Should everyone now have their apoB level measured? This is currently still up for debate. On the one hand, supporters argue that the risk of cardiovascular disease can be assessed much better with this value. On the other hand, it is argued that LDL-C is sufficient since it is more than 90% responsible for the underlying “vascular calcification”.
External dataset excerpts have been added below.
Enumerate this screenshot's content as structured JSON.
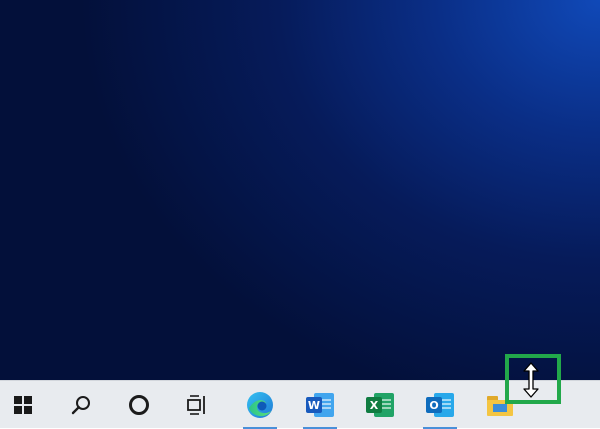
{
  "desktop": {
    "wallpaper": "windows-blue-gradient"
  },
  "taskbar": {
    "items": [
      {
        "name": "start",
        "icon": "windows-logo-icon"
      },
      {
        "name": "search",
        "icon": "search-icon"
      },
      {
        "name": "cortana",
        "icon": "cortana-ring-icon"
      },
      {
        "name": "task-view",
        "icon": "task-view-icon"
      },
      {
        "name": "edge",
        "icon": "edge-icon",
        "running": true
      },
      {
        "name": "word",
        "icon": "word-icon",
        "letter": "W",
        "running": true
      },
      {
        "name": "excel",
        "icon": "excel-icon",
        "letter": "X",
        "running": false
      },
      {
        "name": "outlook",
        "icon": "outlook-icon",
        "letter": "O",
        "running": true
      },
      {
        "name": "file-explorer",
        "icon": "folder-icon"
      }
    ],
    "running_indicator_color": "#4a90d9"
  },
  "cursor": {
    "type": "vertical-resize",
    "highlight_color": "#22a84a"
  }
}
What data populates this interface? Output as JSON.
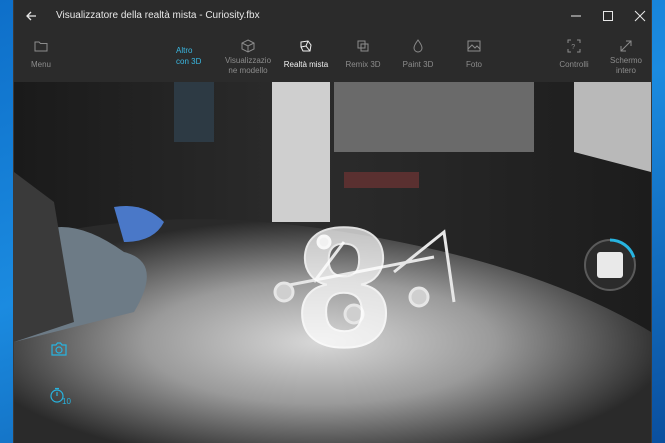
{
  "window": {
    "title": "Visualizzatore della realtà mista - Curiosity.fbx"
  },
  "toolbar": {
    "menu": "Menu",
    "altro": "Altro\ncon 3D",
    "view_model": "Visualizzazio\nne modello",
    "mixed_reality": "Realtà mista",
    "remix": "Remix 3D",
    "paint": "Paint 3D",
    "photo": "Foto",
    "controls": "Controlli",
    "fullscreen": "Schermo\nintero"
  },
  "capture": {
    "countdown": "8",
    "timer_label": "10",
    "record_progress": 0.2
  },
  "colors": {
    "accent": "#27b4e0"
  }
}
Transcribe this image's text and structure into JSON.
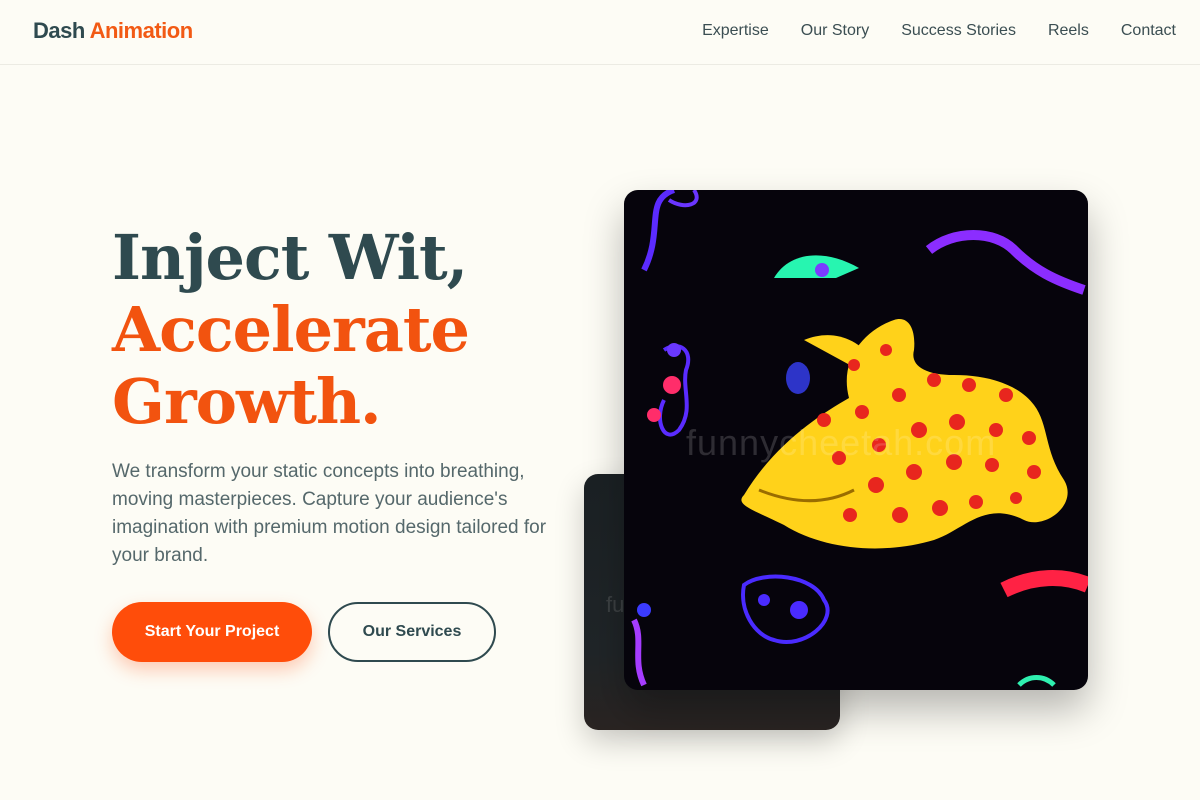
{
  "brand": {
    "name_part1": "Dash",
    "name_part2": "Animation"
  },
  "nav": {
    "links": [
      "Expertise",
      "Our Story",
      "Success Stories",
      "Reels",
      "Contact"
    ]
  },
  "hero": {
    "title_line1": "Inject Wit,",
    "title_line2": "Accelerate",
    "title_line3": "Growth.",
    "description": "We transform your static concepts into breathing, moving masterpieces. Capture your audience's imagination with premium motion design tailored for your brand.",
    "primary_cta": "Start Your Project",
    "secondary_cta": "Our Services"
  },
  "media": {
    "watermark": "funnycheetah.com",
    "back_watermark": "fu"
  },
  "colors": {
    "accent": "#f2530f",
    "primary_button": "#ff4d0a",
    "dark_text": "#2f4a4f",
    "background": "#fdfcf5"
  }
}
Low ApoB levels are usually associated with a low probability of cardiovascular disease. So it can definitely make sense to determine your level and base your therapy accordingly.
In addition to apoB, there is another risk factor that indicates a high risk of arteriosclerosis. We are talking about Lp(a).
Lp(a): a familial risk factor
Lp(a) (pronounced: lipoprotein small a) is a genetic risk factor. People with high levels of Lp(a) have a significantly increased risk of cardiovascular disease, independent of LDL cholesterol and ApoB. Lp(a) has similar properties to LDL and is therefore quickly deposited in the vessel wall. Similar to ApoB, there is currently a discussion about how useful the measurement is for everyone in the population.
Blood sampling - for some a necessary evil, for others an important component of one's own longevity.
Blood lipid levels – the lower the better?
Disclaimer: This article cannot give you precise medical recommendations on target values. You should always discuss these steps only with doctors!
The European Society of Cardiology has published various limit values for LDL-C and ApoB in its guidelines. These vary greatly depending on your personal risk.
The lowest LDL-C target values are around 40mg/dl and the lowest ApoB target values are below 65mg/dl. Currently, such strict limits are only recommended for people who are already seriously ill.
It is currently being discussed whether an early reduction in LDL and ApoB levels is beneficial. The idea behind it is this. It is now known that arteriosclerosis is a disease that progresses slowly over decades. Unnoticed, small fat particles build up in the walls of our blood vessels every day. If you were to cut open the vessels of those affected, you could see the “fatty plaques” with the naked eye. However, such plaques only develop after a long time; this is also referred to as a cumulative LDL load over a lifetime.
One idea is to never reach this cumulative LDL load and thus never develop enough arteriosclerosis to provoke disease. Dr. Braunwald, one of the leading cardiologists in America, even put forward the hypothesis that by lowering LDL levels early, you can live to be 100 years old without ever developing cardiovascular disease. Since cardiovascular diseases are the number one cause of death, early reduction of LDL and ApoB would bring about a dramatic improvement in both quality of life and life expectancy.